「葉酸摂取で医療費が全国最低水準に」 92歳の現役栄養学者が教える超健康法 「信仰心、ヨガや気功なども長寿に関係」
医療費が全国最低水準に
バランスの良い食事を心がける中で、特に私が強調したいのが「葉酸」の摂取です。水溶性のビタミンの一種である葉酸の欠乏は、脳細胞と血管を障害するホモシステインの濃度を上昇させ、軽度認知障害(MCI)やアルツハイマー型認知症発症のリスクを上げます。加えて、うつ病も葉酸の欠乏が一つの原因と指摘されています。

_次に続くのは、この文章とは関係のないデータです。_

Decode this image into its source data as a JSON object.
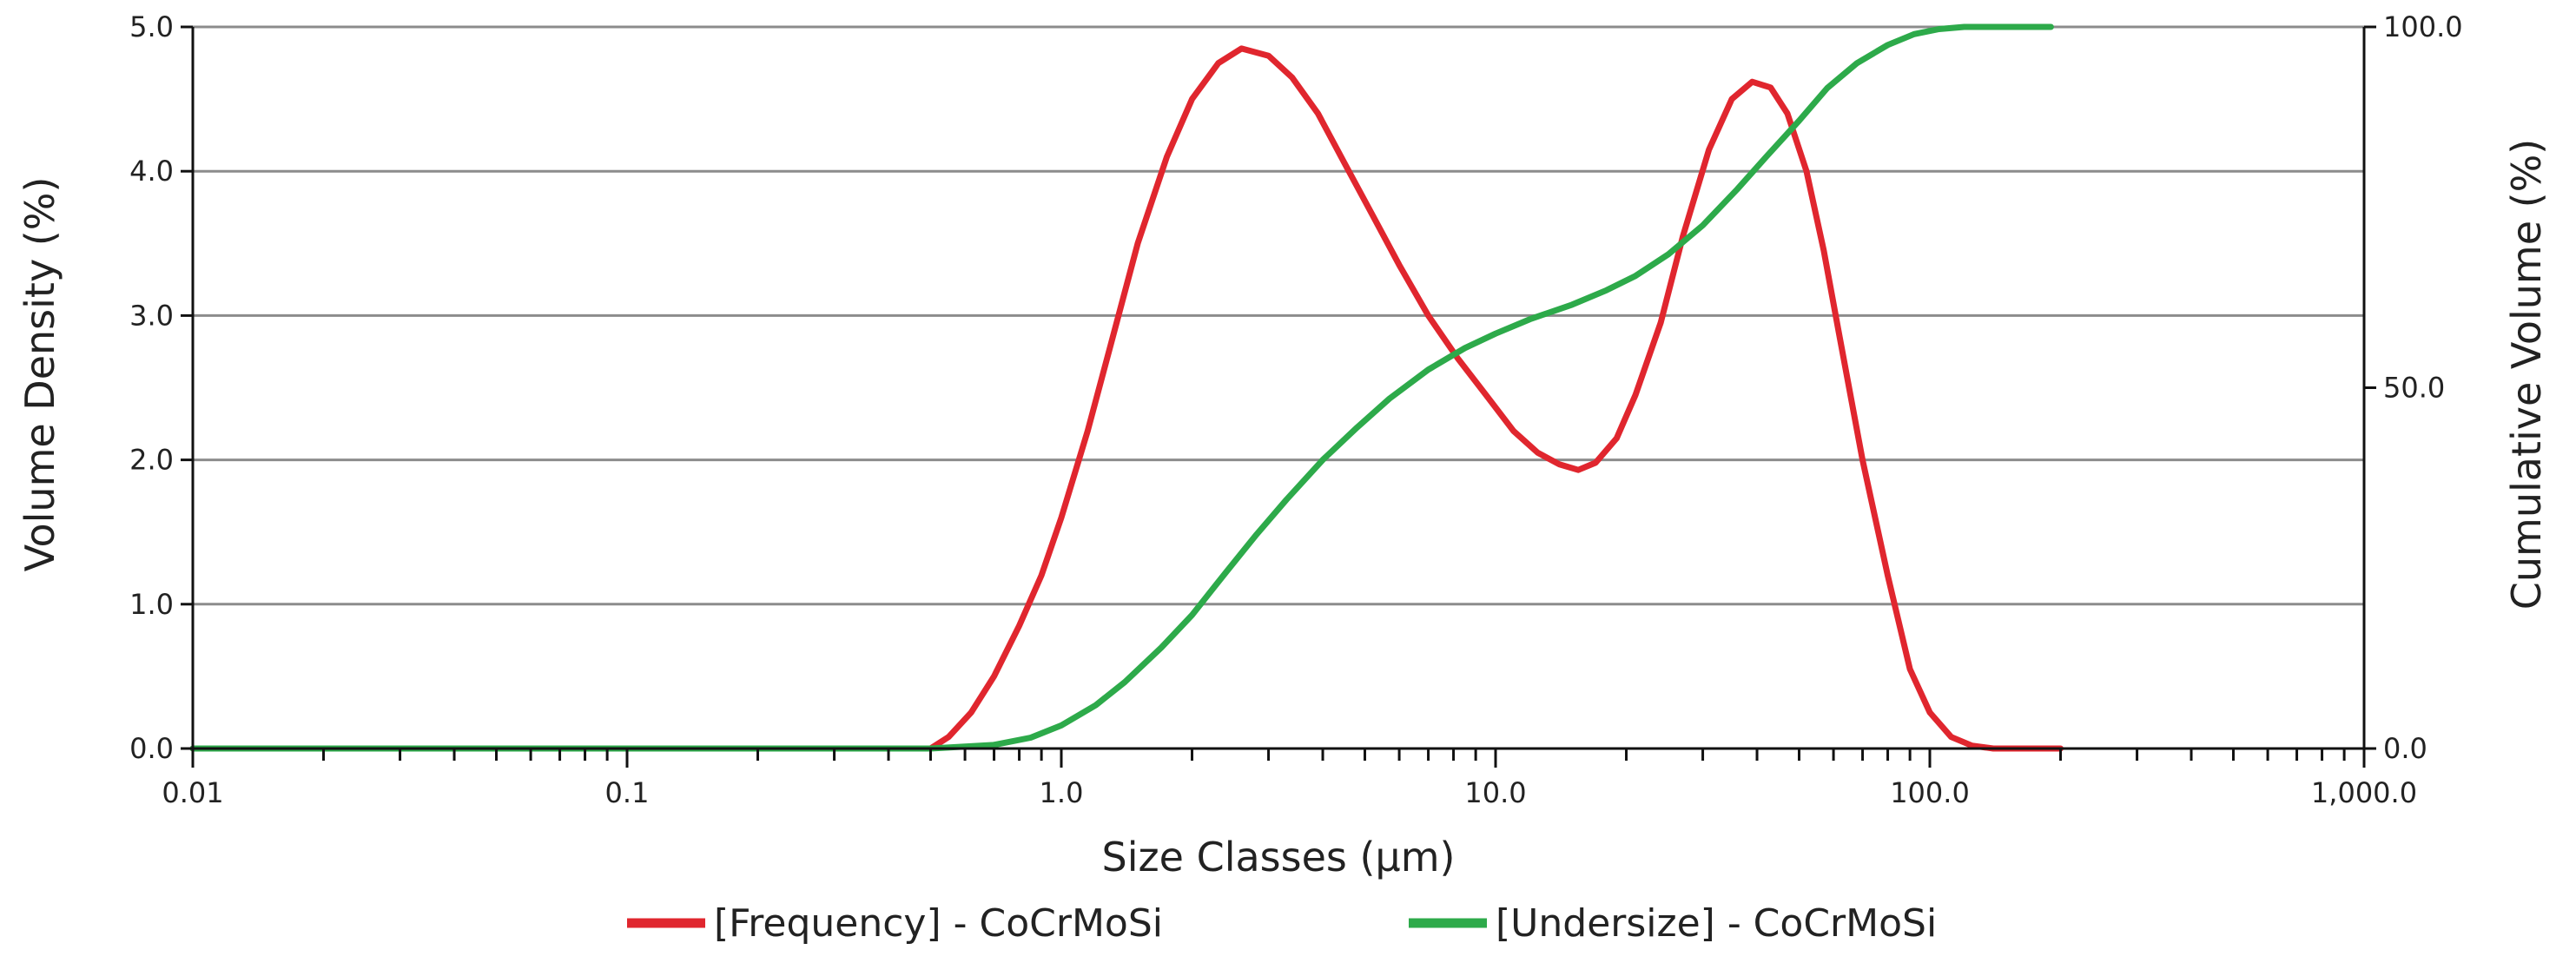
{
  "chart_data": {
    "type": "line",
    "x_scale": "log",
    "xlim": [
      0.01,
      1000
    ],
    "ylim_left": [
      0,
      5
    ],
    "ylim_right": [
      0,
      100
    ],
    "xlabel": "Size Classes (μm)",
    "ylabel_left": "Volume Density (%)",
    "ylabel_right": "Cumulative Volume (%)",
    "x_ticks": [
      {
        "value": 0.01,
        "label": "0.01"
      },
      {
        "value": 0.1,
        "label": "0.1"
      },
      {
        "value": 1,
        "label": "1.0"
      },
      {
        "value": 10,
        "label": "10.0"
      },
      {
        "value": 100,
        "label": "100.0"
      },
      {
        "value": 1000,
        "label": "1,000.0"
      }
    ],
    "y_left_ticks": [
      {
        "value": 0,
        "label": "0.0"
      },
      {
        "value": 1,
        "label": "1.0"
      },
      {
        "value": 2,
        "label": "2.0"
      },
      {
        "value": 3,
        "label": "3.0"
      },
      {
        "value": 4,
        "label": "4.0"
      },
      {
        "value": 5,
        "label": "5.0"
      }
    ],
    "y_right_ticks": [
      {
        "value": 0,
        "label": "0.0"
      },
      {
        "value": 50,
        "label": "50.0"
      },
      {
        "value": 100,
        "label": "100.0"
      }
    ],
    "grid": "horizontal",
    "legend_position": "bottom",
    "series": [
      {
        "name": "[Frequency] - CoCrMoSi",
        "axis": "left",
        "color": "#e0262e",
        "x": [
          0.01,
          0.1,
          0.5,
          0.55,
          0.62,
          0.7,
          0.8,
          0.9,
          1.0,
          1.15,
          1.3,
          1.5,
          1.75,
          2.0,
          2.3,
          2.6,
          3.0,
          3.4,
          3.9,
          4.5,
          5.2,
          6.0,
          7.0,
          8.2,
          9.5,
          11.0,
          12.5,
          14.0,
          15.5,
          17.0,
          19.0,
          21.0,
          24.0,
          27.0,
          31.0,
          35.0,
          39.0,
          43.0,
          47.0,
          52.0,
          57.0,
          62.0,
          70.0,
          80.0,
          90.0,
          100.0,
          112.0,
          125.0,
          140.0,
          160.0,
          200.0
        ],
        "values": [
          0.0,
          0.0,
          0.0,
          0.08,
          0.25,
          0.5,
          0.85,
          1.2,
          1.6,
          2.2,
          2.8,
          3.5,
          4.1,
          4.5,
          4.75,
          4.85,
          4.8,
          4.65,
          4.4,
          4.05,
          3.7,
          3.35,
          3.0,
          2.7,
          2.45,
          2.2,
          2.05,
          1.97,
          1.93,
          1.98,
          2.15,
          2.45,
          2.95,
          3.55,
          4.15,
          4.5,
          4.62,
          4.58,
          4.4,
          4.0,
          3.45,
          2.85,
          2.0,
          1.2,
          0.55,
          0.25,
          0.08,
          0.02,
          0.0,
          0.0,
          0.0
        ]
      },
      {
        "name": "[Undersize] - CoCrMoSi",
        "axis": "right",
        "color": "#2daa4a",
        "x": [
          0.01,
          0.1,
          0.5,
          0.7,
          0.85,
          1.0,
          1.2,
          1.4,
          1.7,
          2.0,
          2.4,
          2.8,
          3.3,
          4.0,
          4.8,
          5.7,
          7.0,
          8.5,
          10.0,
          12.0,
          15.0,
          18.0,
          21.0,
          25.0,
          30.0,
          36.0,
          42.0,
          50.0,
          58.0,
          68.0,
          80.0,
          92.0,
          105.0,
          120.0,
          140.0,
          160.0,
          190.0
        ],
        "values": [
          0.0,
          0.0,
          0.0,
          0.5,
          1.5,
          3.2,
          6.0,
          9.2,
          14.0,
          18.5,
          24.5,
          29.5,
          34.5,
          40.0,
          44.5,
          48.5,
          52.5,
          55.5,
          57.5,
          59.5,
          61.5,
          63.5,
          65.5,
          68.5,
          72.5,
          77.5,
          82.0,
          87.0,
          91.5,
          95.0,
          97.5,
          99.0,
          99.7,
          100.0,
          100.0,
          100.0,
          100.0
        ]
      }
    ]
  }
}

葉酸摂取の重要性は海外では広く浸透していて、欧米をはじめとする86カ国で、穀類への葉酸添加が義務付けられています。それに比べると、日本は遅れていると言わざるを得ません。日本人は1日平均約290マイクログラムの葉酸を摂取していますが、日本人の約6割は遺伝子的に葉酸をうまく利用できない体質であることが確定していますから、400マイクログラムに上げる必要があるでしょう。

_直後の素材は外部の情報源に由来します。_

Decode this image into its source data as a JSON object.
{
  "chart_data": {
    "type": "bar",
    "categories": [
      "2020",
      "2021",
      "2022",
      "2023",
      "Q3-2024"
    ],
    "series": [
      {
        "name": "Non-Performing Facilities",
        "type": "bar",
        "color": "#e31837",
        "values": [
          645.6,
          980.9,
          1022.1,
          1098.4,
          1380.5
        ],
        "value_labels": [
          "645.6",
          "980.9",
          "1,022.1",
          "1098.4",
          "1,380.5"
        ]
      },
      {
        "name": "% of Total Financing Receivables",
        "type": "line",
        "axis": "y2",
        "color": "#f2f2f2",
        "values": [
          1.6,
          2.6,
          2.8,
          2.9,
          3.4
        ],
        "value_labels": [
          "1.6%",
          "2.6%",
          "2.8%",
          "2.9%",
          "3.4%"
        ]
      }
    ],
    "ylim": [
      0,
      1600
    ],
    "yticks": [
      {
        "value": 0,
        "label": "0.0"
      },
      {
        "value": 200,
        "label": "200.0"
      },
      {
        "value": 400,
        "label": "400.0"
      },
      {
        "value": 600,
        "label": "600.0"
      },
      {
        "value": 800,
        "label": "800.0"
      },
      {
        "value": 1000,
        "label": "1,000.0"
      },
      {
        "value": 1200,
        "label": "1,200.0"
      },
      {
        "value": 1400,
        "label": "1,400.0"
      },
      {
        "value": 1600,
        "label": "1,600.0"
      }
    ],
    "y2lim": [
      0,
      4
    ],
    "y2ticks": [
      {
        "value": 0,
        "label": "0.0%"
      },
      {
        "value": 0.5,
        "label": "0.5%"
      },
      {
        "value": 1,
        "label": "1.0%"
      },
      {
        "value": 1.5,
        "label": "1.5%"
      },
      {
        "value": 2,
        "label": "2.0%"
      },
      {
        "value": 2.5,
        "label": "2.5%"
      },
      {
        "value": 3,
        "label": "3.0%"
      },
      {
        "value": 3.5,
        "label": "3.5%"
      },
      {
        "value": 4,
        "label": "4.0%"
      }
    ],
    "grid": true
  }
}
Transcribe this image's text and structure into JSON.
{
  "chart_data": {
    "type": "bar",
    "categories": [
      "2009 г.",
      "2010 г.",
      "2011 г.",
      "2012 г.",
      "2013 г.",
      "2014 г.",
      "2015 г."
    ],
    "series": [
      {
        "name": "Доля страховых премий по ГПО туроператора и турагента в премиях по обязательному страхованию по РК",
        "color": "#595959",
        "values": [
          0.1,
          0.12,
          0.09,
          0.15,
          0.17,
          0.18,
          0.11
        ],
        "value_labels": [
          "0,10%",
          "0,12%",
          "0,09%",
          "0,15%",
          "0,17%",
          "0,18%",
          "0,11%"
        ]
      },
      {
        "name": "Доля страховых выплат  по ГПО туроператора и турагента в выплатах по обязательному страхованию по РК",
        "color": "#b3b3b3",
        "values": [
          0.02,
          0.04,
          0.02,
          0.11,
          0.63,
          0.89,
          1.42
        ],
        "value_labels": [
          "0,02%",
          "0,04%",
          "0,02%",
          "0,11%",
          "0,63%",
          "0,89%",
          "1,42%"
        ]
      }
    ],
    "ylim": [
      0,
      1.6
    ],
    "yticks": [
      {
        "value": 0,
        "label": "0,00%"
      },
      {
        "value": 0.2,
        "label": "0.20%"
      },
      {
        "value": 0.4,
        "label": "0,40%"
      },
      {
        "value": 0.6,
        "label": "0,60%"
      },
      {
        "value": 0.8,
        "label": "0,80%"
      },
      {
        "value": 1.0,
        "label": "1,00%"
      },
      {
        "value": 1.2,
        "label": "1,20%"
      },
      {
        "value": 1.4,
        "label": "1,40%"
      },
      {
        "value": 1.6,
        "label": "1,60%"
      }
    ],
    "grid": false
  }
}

実際、女子栄養大学のキャンパスがある埼玉県坂戸市で、市民に葉酸摂取を推奨する「さかど葉酸プロジェクト」を実施したところ、医療費を全国最低水準にできたなどの成果を上げています。
葉酸を摂取するには、何といってもホウレンソウを食べるのが効果的です。他には、レバー、ブロッコリー、トウモロコシにも葉酸が豊富に含まれています。
低血糖のリスク
また、私が学食で昼食を取る時は、魚料理が主菜の定食メニューを選ぶようにしています。魚の摂取を強く意識しているのは、私を含めて日本人の約6割は、魚介類に多く含まれるEPA(エイコサペンタエン酸)とDHA(ドコサヘキサエン酸)を、遺伝子的にうまく合成できないからです。

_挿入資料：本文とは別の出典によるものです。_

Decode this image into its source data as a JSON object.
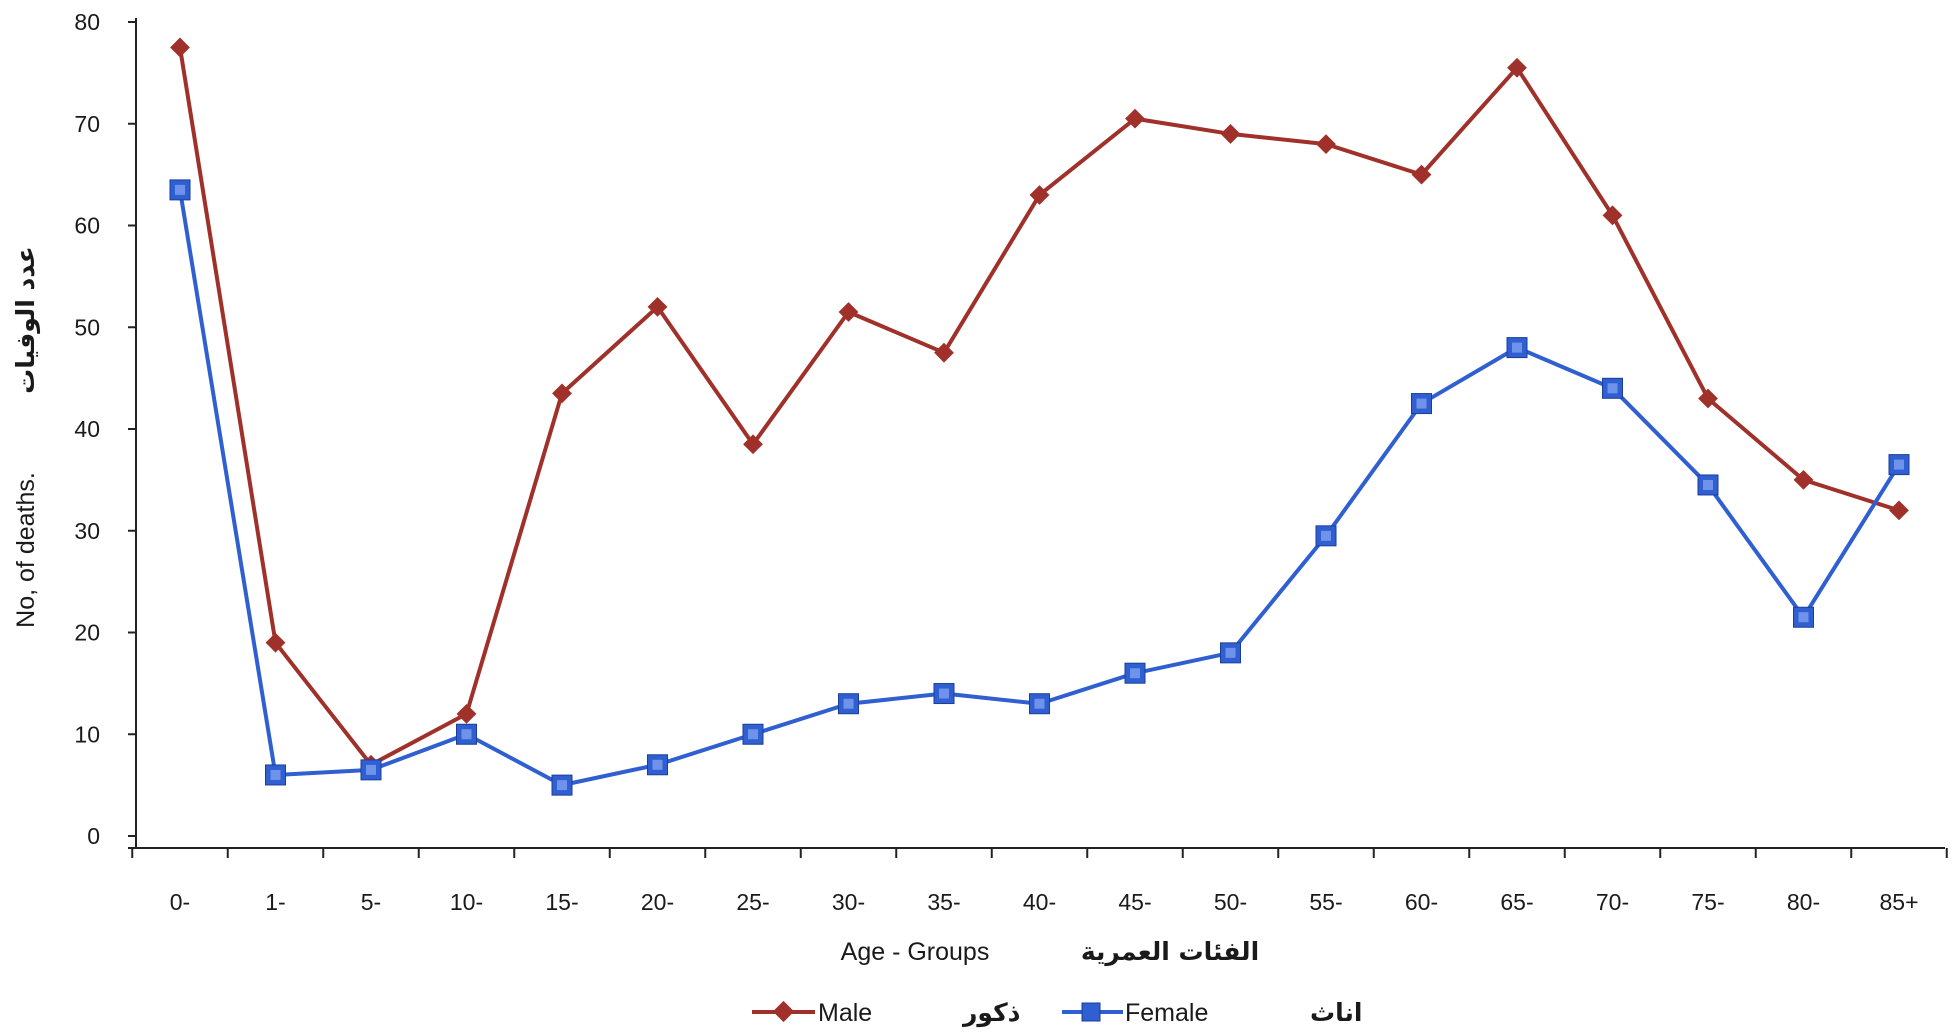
{
  "chart_data": {
    "type": "line",
    "categories": [
      "0-",
      "1-",
      "5-",
      "10-",
      "15-",
      "20-",
      "25-",
      "30-",
      "35-",
      "40-",
      "45-",
      "50-",
      "55-",
      "60-",
      "65-",
      "70-",
      "75-",
      "80-",
      "85+"
    ],
    "series": [
      {
        "name": "Male",
        "name_ar": "ذكور",
        "color": "#a0302a",
        "marker": "diamond",
        "values": [
          77.5,
          19,
          7,
          12,
          43.5,
          52,
          38.5,
          51.5,
          47.5,
          63,
          70.5,
          69,
          68,
          65,
          75.5,
          61,
          43,
          35,
          32
        ]
      },
      {
        "name": "Female",
        "name_ar": "اناث",
        "color": "#2f5fd0",
        "marker": "square",
        "values": [
          63.5,
          6,
          6.5,
          10,
          5,
          7,
          10,
          13,
          14,
          13,
          16,
          18,
          29.5,
          42.5,
          48,
          44,
          34.5,
          21.5,
          36.5
        ]
      }
    ],
    "ylim": [
      0,
      80
    ],
    "yticks": [
      0,
      10,
      20,
      30,
      40,
      50,
      60,
      70,
      80
    ],
    "xlabel": "Age - Groups",
    "xlabel_ar": "الفئات العمرية",
    "ylabel": "No, of deaths.",
    "ylabel_ar": "عدد الوفيات",
    "legend": "bottom-center",
    "grid": false
  }
}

良質な脂肪酸として知られるEPAとDHAは脳を活性化させる働きがあるとされ、魚介類摂取量最少群と最多群を比較して、前者の認知症リスクを1とした場合、後者は0.39まで下がります。
さらに、食事において特に気を付けなければいけないのが低血糖です。
楽して痩せたいといった思いなどから、現在、糖質制限食がはやっています。糖質ゼロに糖質オフ。糖尿病患者などが糖質制限食にすれば、確かに短期的には血糖値が下がり、体重も落とせます。しかし、長期的に見れば、摂取カロリーの50~55%を糖質、すなわち炭水化物が占めている人が一番長生きするというデータが出ているのです。
実際、救急医療の現場では低血糖発作で亡くなる人が増えていて、低血糖による交通事故も増加しているいいます。とりわけ高齢者は、ただでさえ加齢に伴い判断力が衰えているところに、低血糖によって脳の働きがさらに低下してしまう。脳は体重の2%の重量しか占めていないにもかかわらず、使用するエネルギーは全体の20%を占めています。その脳のエネルギー源は血糖ですから、低血糖がいかに危険かがお分かりいただけると思います。
そして低血糖状態を避けたり、EPAやDHAを摂取したりして脳の健康を保つことは、「食事」「運動」「睡眠」に加えた健康の基本である「精神」の健全性にもつながります。